Friday Five: Google’s AI tool to help identify skin conditions

Zone’s Ross Basham handpicks and shares the five best new stories on digital trends, experiences and technologies…

1. Google AI tool to help identify skin conditions

Google has unveiled a tool that uses AI to help spot skin, hair and nail conditions based on images uploaded by patients. The AI can recognise 288 skin conditions but is not designed to be a substitute for medical diagnosis and treatment. As well as using images, the app also requires patients to answer a series of questions.

Google says there are 10 billion searches for skin, hair and nail issues every year. The AI for this tool has been optimised to avoid missing “alarming or scary” conditions such as skin cancer, although erring on the side of caution means lots of people will be advised to check out something that will turn out to be benign.

2. Microsoft finally kills off Internet Explorer

The long goodbye to Internet Explorer has begun. Microsoft has announced that, as of June 2022, Internet Explorer will be retired and no longer supported on most versions of Windows 10. However, it will live on in Microsoft Edge, which has Internet Explorer mode built in so people can access legacy IE-based sites and apps.

After 25 years’ service, the retirement of Internet Explorer has been a long time coming. The once ubiquitous browser lost its number one spot to Google Chrome in the US back in 2013 and has been plagued by security flaws. Web developers will be most pleased, as they’ll no longer have to support IE in their coding.

3. Parents’ evenings likely to remain virtual

Parents’ evenings at schools are likely to remain virtual beyond the Covid-19 pandemic, according to the government’s education catch-up tsar, Sir Kevan Collins. He told a committee: “Zoom for parents’ evenings is much better than trying to find a car-parking space on a wet Tuesday and waiting your turn.”

While this will come as good news for busy parents, the National Association of Head Teachers said it hoped to see a hybrid model for such events in the future, with some meetings staying online (yes please!) but face-to-face conversations available for parents who wanted them (or for those unable to access online meetings).
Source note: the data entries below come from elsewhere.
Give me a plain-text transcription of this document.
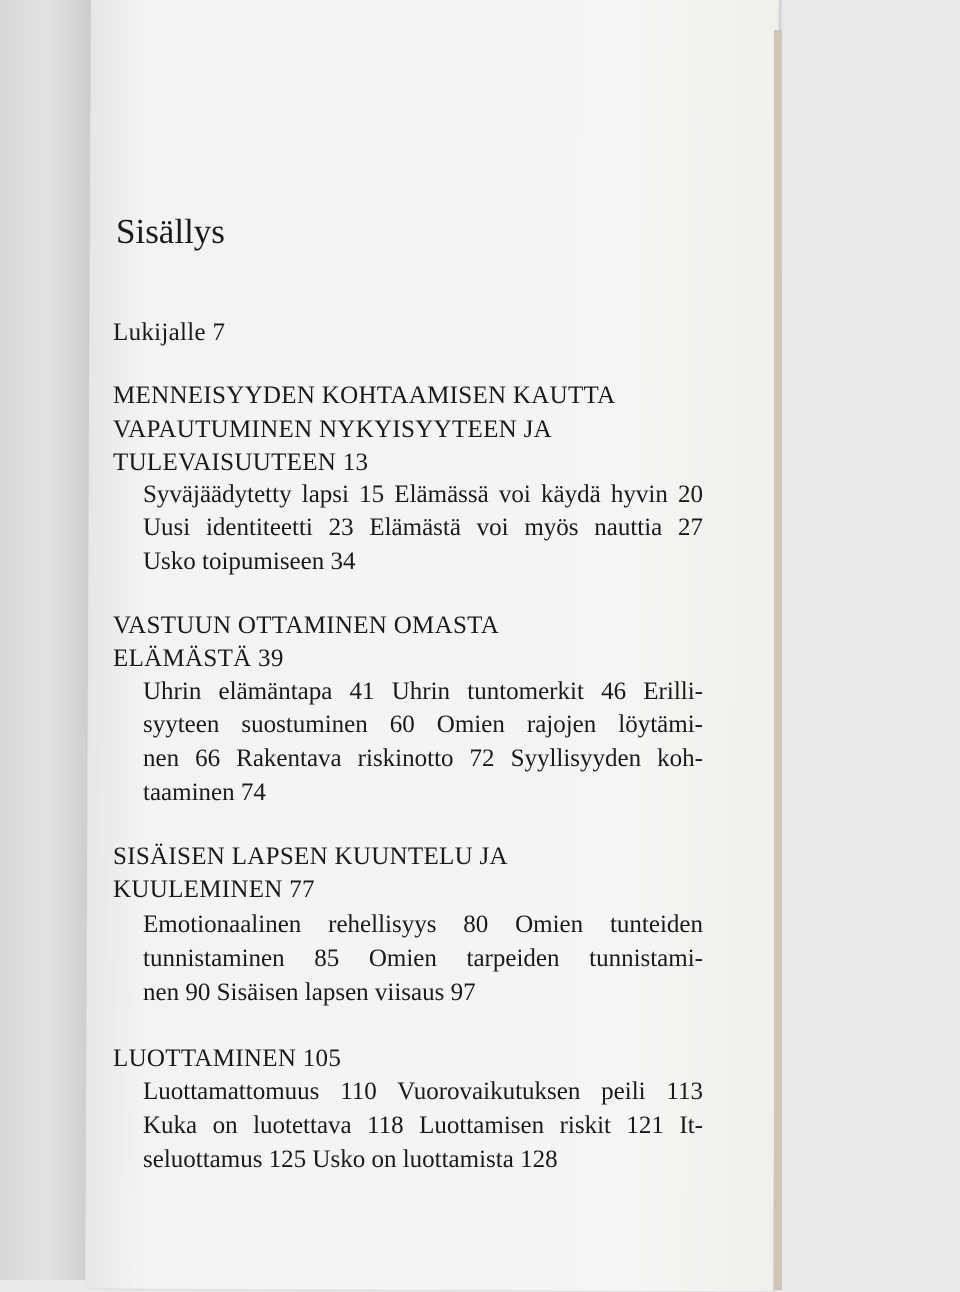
Sisällys
Lukijalle 7
MENNEISYYDEN KOHTAAMISEN KAUTTA
VAPAUTUMINEN NYKYISYYTEEN JA
TULEVAISUUTEEN 13
Syväjäädytetty lapsi 15 Elämässä voi käydä hyvin 20
Uusi identiteetti 23 Elämästä voi myös nauttia 27
Usko toipumiseen 34
VASTUUN OTTAMINEN OMASTA
ELÄMÄSTÄ 39
Uhrin elämäntapa 41 Uhrin tuntomerkit 46 Erilli-
syyteen suostuminen 60 Omien rajojen löytämi-
nen 66 Rakentava riskinotto 72 Syyllisyyden koh-
taaminen 74
SISÄISEN LAPSEN KUUNTELU JA
KUULEMINEN 77
Emotionaalinen rehellisyys 80 Omien tunteiden
tunnistaminen 85 Omien tarpeiden tunnistami-
nen 90 Sisäisen lapsen viisaus 97
LUOTTAMINEN 105
Luottamattomuus 110 Vuorovaikutuksen peili 113
Kuka on luotettava 118 Luottamisen riskit 121 It-
seluottamus 125 Usko on luottamista 128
4. Google uses AI and 3D for realistic video chat

Video calls have become a big part of all our lives, but what if video chatting actually felt like sitting across from a real person and talking naturally? Well, Google has unveiled Project Starline, which uses advanced technology including AI and 3D imaging to make it seem like the other person is sitting across a table from you.

You sit in front of what looks like a window and, on the other side, see another person, life-size and in three dimensions, with no need for AR glasses or headsets. Sounds great, eh? Of course, there’s a catch — the tech requires specialised, custom-built equipment and is likely to be wildly expensive. But it looks amazing.

5. Biden interested in electrifying the Beast

The investment bank UBS recently predicted that 50% of global new cars will be electric by 2030 (and possibly 100% by 2040). And, according to the White House press secretary Jen Psaki, US president Joe Biden is apparently keen on joining the party by making the presidential limo (known as ‘the Beast’) electric.

It’s unclear whether an electric Beast is even possible, given all the limo’s baked-in security and safety elements. Plus, the Beast in EV form would inevitably be a real beast on the scale, seeing as the current limo weighs between 15,000 and 20,000 pounds. But it’s good to see the president staying true to his green credentials.